The Third Sunday After the Epiphany
St. Elizabeth Ann Seton
Today I would like to consider the life of one of the great saints whose feast was celebrated earlier this month, St. Elizabeth Anne Bayley Seton, or as she is better known, Mother Seton.
St. Elizabeth Ann Bayley Seton was the foundress and first superior of the Sisters of Charity in the United States. She was born in New York City on Aug. 28, 1774 of non-Catholic parents of high position. She died at Emmitsburg, Maryland, on Jan. 4, 1821.
Her father, Dr. Richard Bayley (born in Connecticut and educated in England), was the first professor of anatomy at Columbia College and eminent for his work as health officer of the Port of New York. Her mother, Catherine Charlton, daughter of an Anglican minister of Staten Island, N.Y., died when Elizabeth was only three years old, leaving two other young daughters. The father married again, and among the children of this second marriage was Guy Charleton Bayley, whose convert son, James Roosevelt Bayley, became Archbishop of Baltimore. Elizabeth always showed great affection for her stepmother, a devout Anglican, and for her stepbrothers and sisters. Her education was chiefly conducted by her father, a brilliant man of great natural virtue, who trained her to self-restraint as well as in intellectual pursuits. She read industriously; her notebooks indicating a special interest in religious and historical subjects. She was very religious, wore a small crucifix around her neck, and took great delight in reading the Scriptures, especially the Psalms, a practice she retained until her death.

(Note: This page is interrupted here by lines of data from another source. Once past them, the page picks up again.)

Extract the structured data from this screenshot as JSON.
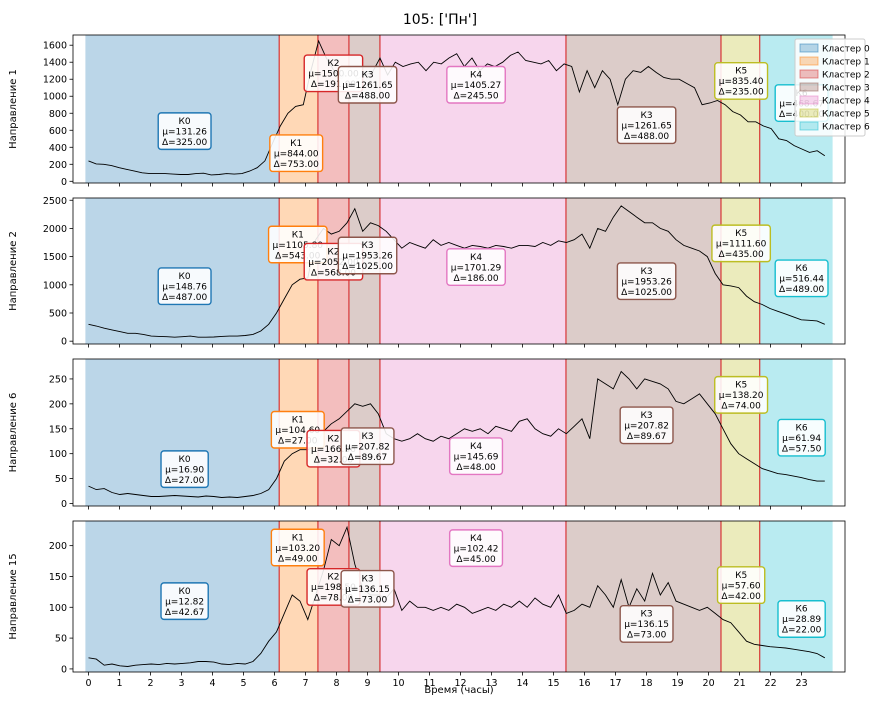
{
  "title": "105: ['Пн']",
  "xlabel": "Время (часы)",
  "legend": {
    "placement": "top-right",
    "items": [
      {
        "label": "Кластер 0",
        "color": "#1f77b4"
      },
      {
        "label": "Кластер 1",
        "color": "#ff7f0e"
      },
      {
        "label": "Кластер 2",
        "color": "#d62728"
      },
      {
        "label": "Кластер 3",
        "color": "#8c564b"
      },
      {
        "label": "Кластер 4",
        "color": "#e377c2"
      },
      {
        "label": "Кластер 5",
        "color": "#bcbd22"
      },
      {
        "label": "Кластер 6",
        "color": "#17becf"
      }
    ]
  },
  "chart_data": {
    "type": "line",
    "x_ticks": [
      0,
      1,
      2,
      3,
      4,
      5,
      6,
      7,
      8,
      9,
      10,
      11,
      12,
      13,
      14,
      15,
      16,
      17,
      18,
      19,
      20,
      21,
      22,
      23
    ],
    "xlim": [
      -0.5,
      24.4
    ],
    "segments": [
      {
        "start": -0.1,
        "end": 6.15,
        "cluster": 0
      },
      {
        "start": 6.15,
        "end": 7.4,
        "cluster": 1
      },
      {
        "start": 7.4,
        "end": 8.4,
        "cluster": 2
      },
      {
        "start": 8.4,
        "end": 9.4,
        "cluster": 3
      },
      {
        "start": 9.4,
        "end": 15.4,
        "cluster": 4
      },
      {
        "start": 15.4,
        "end": 20.4,
        "cluster": 3
      },
      {
        "start": 20.4,
        "end": 21.65,
        "cluster": 5
      },
      {
        "start": 21.65,
        "end": 24.0,
        "cluster": 6
      }
    ],
    "boundaries": [
      6.15,
      7.4,
      8.4,
      9.4,
      15.4,
      20.4,
      21.65
    ],
    "panels": [
      {
        "ylabel": "Направление 1",
        "ylim": [
          -20,
          1720
        ],
        "yticks": [
          0,
          200,
          400,
          600,
          800,
          1000,
          1200,
          1400,
          1600
        ],
        "values": [
          240,
          205,
          200,
          185,
          160,
          140,
          120,
          100,
          90,
          90,
          90,
          85,
          80,
          80,
          90,
          95,
          75,
          80,
          90,
          85,
          90,
          120,
          160,
          240,
          450,
          650,
          800,
          880,
          900,
          1300,
          1650,
          1450,
          1300,
          1200,
          1350,
          1200,
          1250,
          1280,
          1450,
          1250,
          1400,
          1350,
          1380,
          1400,
          1300,
          1400,
          1380,
          1450,
          1500,
          1350,
          1450,
          1300,
          1380,
          1350,
          1400,
          1480,
          1520,
          1420,
          1400,
          1380,
          1420,
          1300,
          1380,
          1350,
          1050,
          1300,
          1100,
          1300,
          1200,
          900,
          1200,
          1300,
          1280,
          1350,
          1280,
          1220,
          1200,
          1200,
          1150,
          1100,
          900,
          920,
          950,
          900,
          820,
          780,
          700,
          700,
          650,
          620,
          500,
          480,
          420,
          380,
          340,
          360,
          300
        ],
        "labels": [
          {
            "text": "К0\nμ=131.26\nΔ=325.00",
            "x": 3.1,
            "y": 590,
            "cluster": 0
          },
          {
            "text": "К1\nμ=844.00\nΔ=753.00",
            "x": 6.7,
            "y": 330,
            "cluster": 1
          },
          {
            "text": "К2\nμ=1500.00\nΔ=191.00",
            "x": 7.9,
            "y": 1270,
            "cluster": 2
          },
          {
            "text": "К3\nμ=1261.65\nΔ=488.00",
            "x": 9.0,
            "y": 1135,
            "cluster": 3
          },
          {
            "text": "К4\nμ=1405.27\nΔ=245.50",
            "x": 12.5,
            "y": 1135,
            "cluster": 4
          },
          {
            "text": "К3\nμ=1261.65\nΔ=488.00",
            "x": 18.0,
            "y": 660,
            "cluster": 3
          },
          {
            "text": "К5\nμ=835.40\nΔ=235.00",
            "x": 21.05,
            "y": 1180,
            "cluster": 5
          },
          {
            "text": "К6\nμ=468.67\nΔ=400.00",
            "x": 23.0,
            "y": 920,
            "cluster": 6
          }
        ]
      },
      {
        "ylabel": "Направление 2",
        "ylim": [
          -50,
          2540
        ],
        "yticks": [
          0,
          500,
          1000,
          1500,
          2000,
          2500
        ],
        "values": [
          300,
          270,
          230,
          200,
          170,
          140,
          140,
          120,
          90,
          85,
          80,
          70,
          80,
          90,
          70,
          70,
          75,
          85,
          90,
          90,
          100,
          120,
          180,
          300,
          500,
          750,
          1000,
          1100,
          1120,
          1800,
          2000,
          1900,
          1950,
          2100,
          2350,
          1950,
          2100,
          2050,
          1950,
          1800,
          1650,
          1750,
          1700,
          1650,
          1800,
          1700,
          1750,
          1700,
          1650,
          1700,
          1680,
          1650,
          1700,
          1680,
          1650,
          1700,
          1700,
          1680,
          1750,
          1700,
          1780,
          1750,
          1800,
          1900,
          1650,
          2000,
          1950,
          2200,
          2400,
          2300,
          2200,
          2100,
          2100,
          2000,
          1950,
          1800,
          1700,
          1650,
          1600,
          1500,
          1200,
          1000,
          980,
          950,
          800,
          700,
          650,
          580,
          530,
          480,
          430,
          380,
          370,
          360,
          300
        ],
        "labels": [
          {
            "text": "К0\nμ=148.76\nΔ=487.00",
            "x": 3.1,
            "y": 975,
            "cluster": 0
          },
          {
            "text": "К1\nμ=1105.80\nΔ=543.00",
            "x": 6.75,
            "y": 1715,
            "cluster": 1
          },
          {
            "text": "К2\nμ=2052.00\nΔ=568.00",
            "x": 7.9,
            "y": 1410,
            "cluster": 2
          },
          {
            "text": "К3\nμ=1953.26\nΔ=1025.00",
            "x": 9.0,
            "y": 1520,
            "cluster": 3
          },
          {
            "text": "К4\nμ=1701.29\nΔ=186.00",
            "x": 12.5,
            "y": 1315,
            "cluster": 4
          },
          {
            "text": "К3\nμ=1953.26\nΔ=1025.00",
            "x": 18.0,
            "y": 1065,
            "cluster": 3
          },
          {
            "text": "К5\nμ=1111.60\nΔ=435.00",
            "x": 21.05,
            "y": 1735,
            "cluster": 5
          },
          {
            "text": "К6\nμ=516.44\nΔ=489.00",
            "x": 23.0,
            "y": 1115,
            "cluster": 6
          }
        ]
      },
      {
        "ylabel": "Направление 6",
        "ylim": [
          -5,
          290
        ],
        "yticks": [
          0,
          50,
          100,
          150,
          200,
          250
        ],
        "values": [
          35,
          28,
          30,
          22,
          18,
          20,
          18,
          16,
          14,
          14,
          15,
          16,
          15,
          14,
          13,
          15,
          14,
          12,
          13,
          12,
          14,
          16,
          20,
          28,
          50,
          85,
          100,
          108,
          108,
          115,
          145,
          160,
          170,
          185,
          200,
          195,
          200,
          180,
          140,
          130,
          125,
          130,
          140,
          130,
          125,
          135,
          130,
          140,
          150,
          145,
          150,
          140,
          155,
          150,
          145,
          165,
          170,
          150,
          140,
          135,
          150,
          140,
          155,
          170,
          130,
          250,
          240,
          230,
          265,
          250,
          230,
          250,
          245,
          240,
          230,
          205,
          200,
          210,
          220,
          200,
          180,
          150,
          120,
          100,
          90,
          80,
          70,
          65,
          60,
          58,
          55,
          52,
          48,
          45,
          45
        ],
        "labels": [
          {
            "text": "К0\nμ=16.90\nΔ=27.00",
            "x": 3.1,
            "y": 69,
            "cluster": 0
          },
          {
            "text": "К1\nμ=104.60\nΔ=27.00",
            "x": 6.75,
            "y": 148,
            "cluster": 1
          },
          {
            "text": "К2\nμ=166.36\nΔ=32.00",
            "x": 7.9,
            "y": 110,
            "cluster": 2
          },
          {
            "text": "К3\nμ=207.82\nΔ=89.67",
            "x": 9.0,
            "y": 115,
            "cluster": 3
          },
          {
            "text": "К4\nμ=145.69\nΔ=48.00",
            "x": 12.5,
            "y": 95,
            "cluster": 4
          },
          {
            "text": "К3\nμ=207.82\nΔ=89.67",
            "x": 18.0,
            "y": 157,
            "cluster": 3
          },
          {
            "text": "К5\nμ=138.20\nΔ=74.00",
            "x": 21.05,
            "y": 218,
            "cluster": 5
          },
          {
            "text": "К6\nμ=61.94\nΔ=57.50",
            "x": 23.0,
            "y": 132,
            "cluster": 6
          }
        ]
      },
      {
        "ylabel": "Направление 15",
        "ylim": [
          -5,
          240
        ],
        "yticks": [
          0,
          50,
          100,
          150,
          200
        ],
        "values": [
          18,
          16,
          6,
          8,
          5,
          4,
          6,
          7,
          8,
          7,
          9,
          8,
          9,
          10,
          12,
          12,
          11,
          8,
          7,
          9,
          8,
          12,
          25,
          45,
          60,
          90,
          120,
          110,
          80,
          120,
          160,
          210,
          200,
          230,
          170,
          130,
          120,
          120,
          115,
          130,
          95,
          110,
          100,
          100,
          95,
          100,
          95,
          105,
          100,
          90,
          95,
          100,
          95,
          105,
          100,
          110,
          100,
          115,
          105,
          100,
          120,
          90,
          95,
          105,
          100,
          135,
          120,
          100,
          145,
          100,
          130,
          110,
          155,
          120,
          140,
          110,
          105,
          100,
          95,
          100,
          90,
          80,
          75,
          60,
          45,
          40,
          38,
          36,
          35,
          34,
          32,
          30,
          28,
          25,
          18
        ],
        "labels": [
          {
            "text": "К0\nμ=12.82\nΔ=42.67",
            "x": 3.1,
            "y": 110,
            "cluster": 0
          },
          {
            "text": "К1\nμ=103.20\nΔ=49.00",
            "x": 6.75,
            "y": 197,
            "cluster": 1
          },
          {
            "text": "К2\nμ=198.50\nΔ=78.00",
            "x": 7.9,
            "y": 133,
            "cluster": 2
          },
          {
            "text": "К3\nμ=136.15\nΔ=73.00",
            "x": 9.0,
            "y": 130,
            "cluster": 3
          },
          {
            "text": "К4\nμ=102.42\nΔ=45.00",
            "x": 12.5,
            "y": 196,
            "cluster": 4
          },
          {
            "text": "К3\nμ=136.15\nΔ=73.00",
            "x": 18.0,
            "y": 73,
            "cluster": 3
          },
          {
            "text": "К5\nμ=57.60\nΔ=42.00",
            "x": 21.05,
            "y": 136,
            "cluster": 5
          },
          {
            "text": "К6\nμ=28.89\nΔ=22.00",
            "x": 23.0,
            "y": 81,
            "cluster": 6
          }
        ]
      }
    ]
  }
}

She was married on Jan. 25, 1794, in St. Paul's Church, New York, to William Magee Seton, of that city, by Bishop Prevoost. In her sister-in-law, Rebecca Seton, she found the "friend of her soul", and as they went about on missions of mercy they were called the "Protestant Sisters of Charity". Business troubles culminated on the death of her father-in-law in 1798. Elizabeth and her husband presided over the large orphaned family; and she shared his financial anxieties, aiding him with her sound judgment. Dr. Bayley's death in 1801 was a great trial to his favorite child. In her anxiety for his salvation she had offered to God, during his fatal illness, the life of her infant daughter Catherine. Catherine's life was spared, however, and she died at the age of ninety, as Mother Catherine of the Sisters of Mercy, New York. In 1803 Mr. Seton's health required a sea voyage; he started with his wife and eldest daughter for Livorno (a.k.a. “Leghorn”), Italy, where the Filicchi brothers, business friends of the Seton firm, resided. The other children, William, Richard, Rebecca, and Catherine, were left to the care of Rebecca Seton.
From a journal which Mrs. Seton kept during her travels we learn of her heroic effort to sustain the drooping spirits of her husband during the voyage, followed by a long detention in quarantine, and until his death at Pisa (Dec. 27, 1803). She and her daughter remained for some time with the Filicchi families. While with these Catholic families and in the churches of Italy, Mrs. Seton first began to see the beauty of the Catholic Faith. Delayed by her daughter's illness and then by her own, she sailed for home accompanied by Antonio Filicchi, and reached New York on June 3, 1804. Her sister-in-law, Rebecca, died in July.